Las ausencias que hablan más que las presencias

Lo que resulta particularmente elocuente es lo que no sucedió: Máximo Kirchner no concurrió a La Plata para presenciar la asunción de Kicillof como presidente del PJ bonaerense. Según trascendidos del entorno cercano al diputado, esta inasistencia no fue caprichosa sino deliberada. Los voceros de Kirchner subrayaron ante los medios que, como congresal del partido, no existía obligación alguna de asistir al evento, y que además no había recibido invitación formal para el acto. Sin embargo, la política de explicaciones posteriores —aclarando por qué no estuvo presente— es en sí misma reveladora de una distancia que ya no puede ocultarse bajo la alfombra del discurso unitario.

El traslado de la presidencia del peronismo bonaerense desde Kirchner hacia Kicillof representa un cambio de guardia que algunos celebran como renovación y otros interpretan como relegación. La provincia de Buenos Aires sigue siendo, a pesar de los cambios electorales recientes, un territorio crucial en la política argentina. Que el gobernador asuma formalmente este cargo sugiere una voluntad de centralización del poder en manos del ejecutivo provincial. Para La Cámpora, esta maniobra puede significar una reducción de su capacidad de incidencia en las decisiones estratégicas que se tomen respecto a la orientación del peronismo bonaerense en los próximos meses.

Fricciones personales en medio de la competencia política

Paralelamente a estos movimientos de mayor envergadura, salieron a la luz tensiones más personales que evidencian cuán deterioradas están las relaciones entre los sectores en pugna. Carlos Bianco, ministro de Gobierno de la provincia de Buenos Aires y estrecho colaborador de Kicillof, respondió públicamente a comentarios que la diputada peronista Mayra Mendoza había realizado sobre su estado de salud en un grupo de chat privado. La reacción de Bianco no fue templada: calificó la situación de "penosa y patética", y expresó su malestar por la filtración posterior a la prensa, caracterizándola como un acto que venía "de quien viene". Esta pugna de menor escala, pero no por eso irrelevante, ilustra cómo las fracturas políticas se traducen también en conflictos personales que erosionan cualquier posibilidad de coexistencia armónica.

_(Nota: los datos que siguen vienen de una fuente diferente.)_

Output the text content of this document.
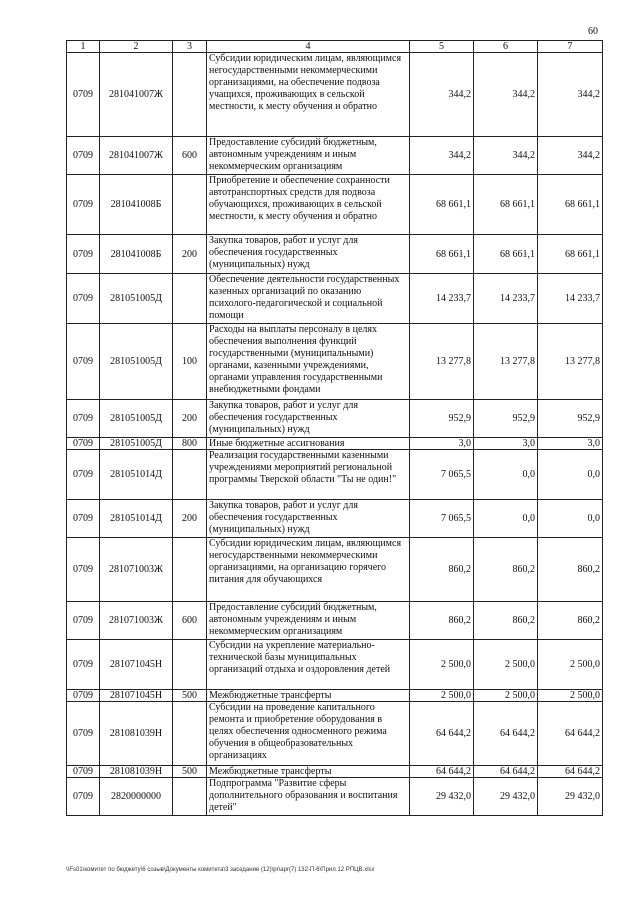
60
1	2	3	4	5	6	7
0709	281041007Ж		Субсидии юридическим лицам, являющимся негосударственными некоммерческими организациями, на обеспечение подвоза учащихся, проживающих в сельской местности, к месту обучения и обратно	344,2	344,2	344,2
0709	281041007Ж	600	Предоставление субсидий бюджетным, автономным учреждениям и иным некоммерческим организациям	344,2	344,2	344,2
0709	281041008Б		Приобретение и обеспечение сохранности автотранспортных средств для подвоза обучающихся, проживающих в сельской местности, к месту обучения и обратно	68 661,1	68 661,1	68 661,1
0709	281041008Б	200	Закупка товаров, работ и услуг для обеспечения государственных (муниципальных) нужд	68 661,1	68 661,1	68 661,1
0709	281051005Д		Обеспечение деятельности государственных казенных организаций по оказанию психолого-педагогической и социальной помощи	14 233,7	14 233,7	14 233,7
0709	281051005Д	100	Расходы на выплаты персоналу в целях обеспечения выполнения функций государственными (муниципальными) органами, казенными учреждениями, органами управления государственными внебюджетными фондами	13 277,8	13 277,8	13 277,8
0709	281051005Д	200	Закупка товаров, работ и услуг для обеспечения государственных (муниципальных) нужд	952,9	952,9	952,9
0709	281051005Д	800	Иные бюджетные ассигнования	3,0	3,0	3,0
0709	281051014Д		Реализация государственными казенными учреждениями мероприятий региональной программы Тверской области "Ты не один!"	7 065,5	0,0	0,0
0709	281051014Д	200	Закупка товаров, работ и услуг для обеспечения государственных (муниципальных) нужд	7 065,5	0,0	0,0
0709	281071003Ж		Субсидии юридическим лицам, являющимся негосударственными некоммерческими организациями, на организацию горячего питания для обучающихся	860,2	860,2	860,2
0709	281071003Ж	600	Предоставление субсидий бюджетным, автономным учреждениям и иным некоммерческим организациям	860,2	860,2	860,2
0709	281071045Н		Субсидии на укрепление материально-технической базы муниципальных организаций отдыха и оздоровления детей	2 500,0	2 500,0	2 500,0
0709	281071045Н	500	Межбюджетные трансферты	2 500,0	2 500,0	2 500,0
0709	281081039Н		Субсидии на проведение капитального ремонта и приобретение оборудования в целях обеспечения односменного режима обучения в общеобразовательных организациях	64 644,2	64 644,2	64 644,2
0709	281081039Н	500	Межбюджетные трансферты	64 644,2	64 644,2	64 644,2
0709	2820000000		Подпрограмма "Развитие сферы дополнительного образования и воспитания детей"	29 432,0	29 432,0	29 432,0
\\Fs01\комитет по бюджету\6 созыв\Документы комитета\3 заседание (12)\pr\apr(7) 132-П-6\Прил 12 РПЦВ.xlsx
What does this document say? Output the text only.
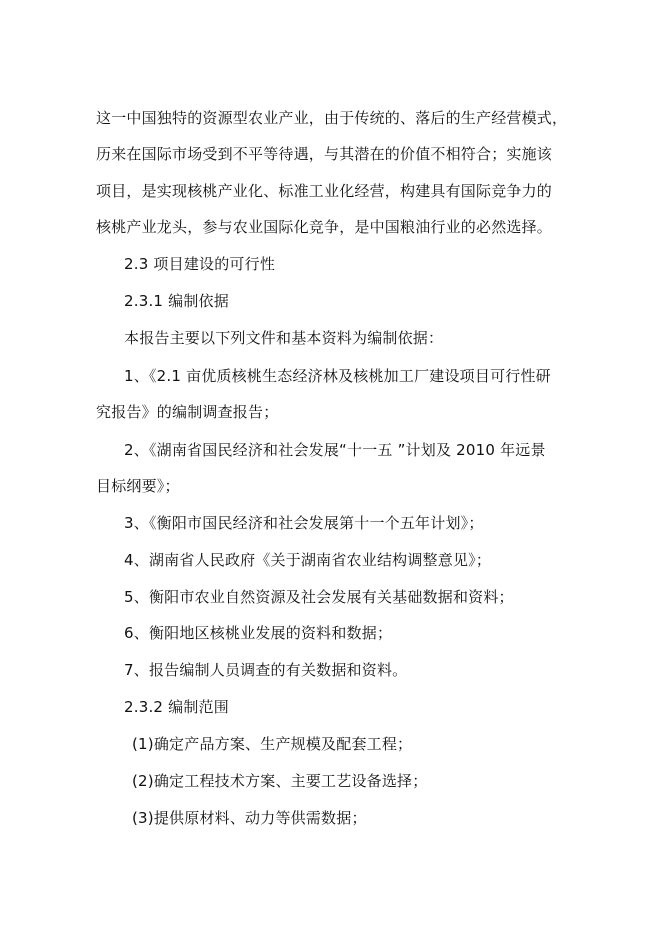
这一中国独特的资源型农业产业，由于传统的、落后的生产经营模式，
历来在国际市场受到不平等待遇，与其潜在的价值不相符合；实施该
项目，是实现核桃产业化、标准工业化经营，构建具有国际竞争力的
核桃产业龙头，参与农业国际化竞争，是中国粮油行业的必然选择。
2.3 项目建设的可行性
2.3.1 编制依据
本报告主要以下列文件和基本资料为编制依据：
1、《2.1 亩优质核桃生态经济林及核桃加工厂建设项目可行性研
究报告》的编制调查报告；
2、《湖南省国民经济和社会发展“十一五 ”计划及 2010 年远景
目标纲要》；
3、《衡阳市国民经济和社会发展第十一个五年计划》；
4、湖南省人民政府《关于湖南省农业结构调整意见》；
5、衡阳市农业自然资源及社会发展有关基础数据和资料；
6、衡阳地区核桃业发展的资料和数据；
7、报告编制人员调查的有关数据和资料。
2.3.2 编制范围
(1)确定产品方案、生产规模及配套工程；
(2)确定工程技术方案、主要工艺设备选择；
(3)提供原材料、动力等供需数据；
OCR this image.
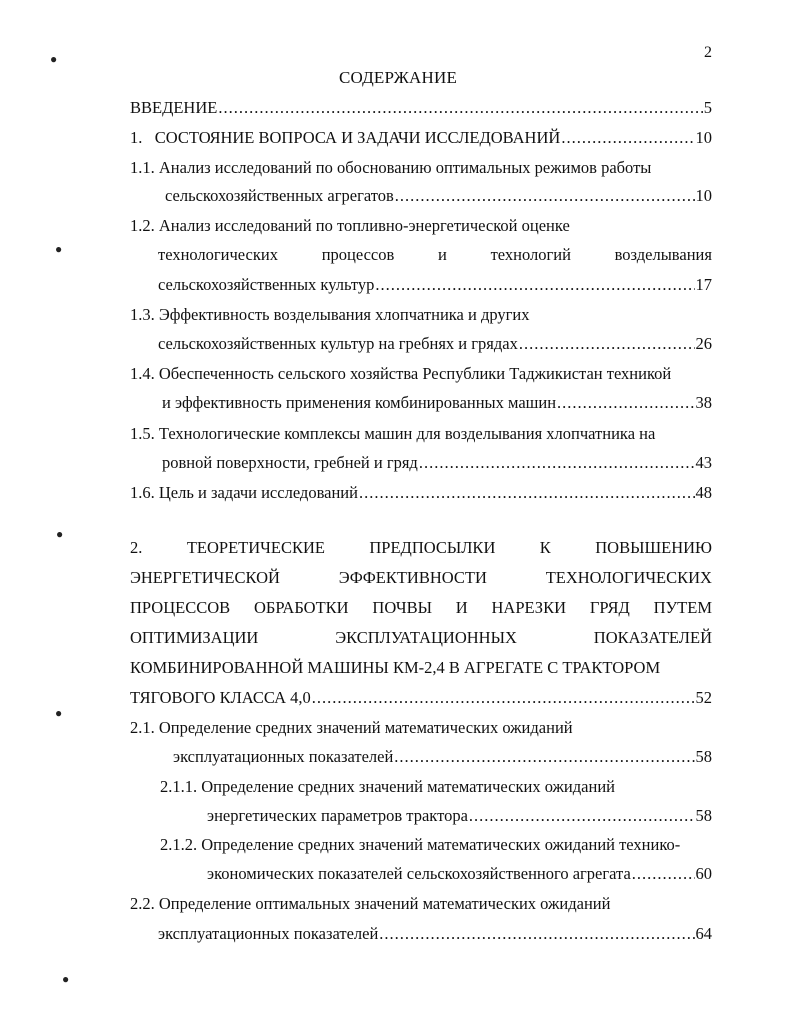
●
●
●
●
●
2
СОДЕРЖАНИЕ
ВВЕДЕНИЕ .....	5
1.   СОСТОЯНИЕ ВОПРОСА И ЗАДАЧИ ИССЛЕДОВАНИЙ .....	10
1.1. Анализ исследований по обоснованию оптимальных режимов работы
сельскохозяйственных агрегатов .....	10
1.2. Анализ исследований по топливно-энергетической оценке
технологических	процессов	и	технологий	возделывания
сельскохозяйственных культур .....	17
1.3. Эффективность возделывания хлопчатника и других
сельскохозяйственных культур на гребнях и грядах .....	26
1.4. Обеспеченность сельского хозяйства Республики Таджикистан техникой
и эффективность применения комбинированных машин .....	38
1.5. Технологические комплексы машин для возделывания хлопчатника на
ровной поверхности, гребней и гряд .....	43
1.6. Цель и задачи исследований .....	48
2.	ТЕОРЕТИЧЕСКИЕ	ПРЕДПОСЫЛКИ	К	ПОВЫШЕНИЮ
ЭНЕРГЕТИЧЕСКОЙ	ЭФФЕКТИВНОСТИ	ТЕХНОЛОГИЧЕСКИХ
ПРОЦЕССОВ ОБРАБОТКИ ПОЧВЫ И НАРЕЗКИ ГРЯД ПУТЕМ
ОПТИМИЗАЦИИ	ЭКСПЛУАТАЦИОННЫХ	ПОКАЗАТЕЛЕЙ
КОМБИНИРОВАННОЙ МАШИНЫ КМ-2,4 В АГРЕГАТЕ С ТРАКТОРОМ
ТЯГОВОГО КЛАССА 4,0 .....	52
2.1. Определение средних значений математических ожиданий
эксплуатационных показателей .....	58
2.1.1. Определение средних значений математических ожиданий
энергетических параметров трактора .....	58
2.1.2. Определение средних значений математических ожиданий технико-
экономических показателей сельскохозяйственного агрегата .....	60
2.2. Определение оптимальных значений математических ожиданий
эксплуатационных показателей .....	64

Lo que está en juego en este enfrentamiento es mucho más que posiciones administrativas o diferencias tácticas sobre cómo enfrentar al gobierno nacional. En realidad, se trata de dos visiones contrapuestas sobre qué debería ser el peronismo en la Argentina contemporánea. De un lado, la propuesta de Máximo Kirchner apunta a reconstruir un proyecto político basado en narrativas de transformación y propuesta positiva, superando la lógica de oposición al gobierno de turno. Del otro, la consolidación del poder de Kicillof sugiere una apuesta por anclar el peronismo en la gestión de territorio concreto, en la que el gobernador ha demostrado tener capacidad ejecutiva. Entre ambas estrategias, existe poco espacio para mediaciones que no impliquen capitulación de uno u otro sector. Y mientras avanzan en sus iniciativas separadas, el peronismo argentino continúa fragmentándose, permitiendo que otras fuerzas políticas ocupen el espacio que la desunión deja disponible.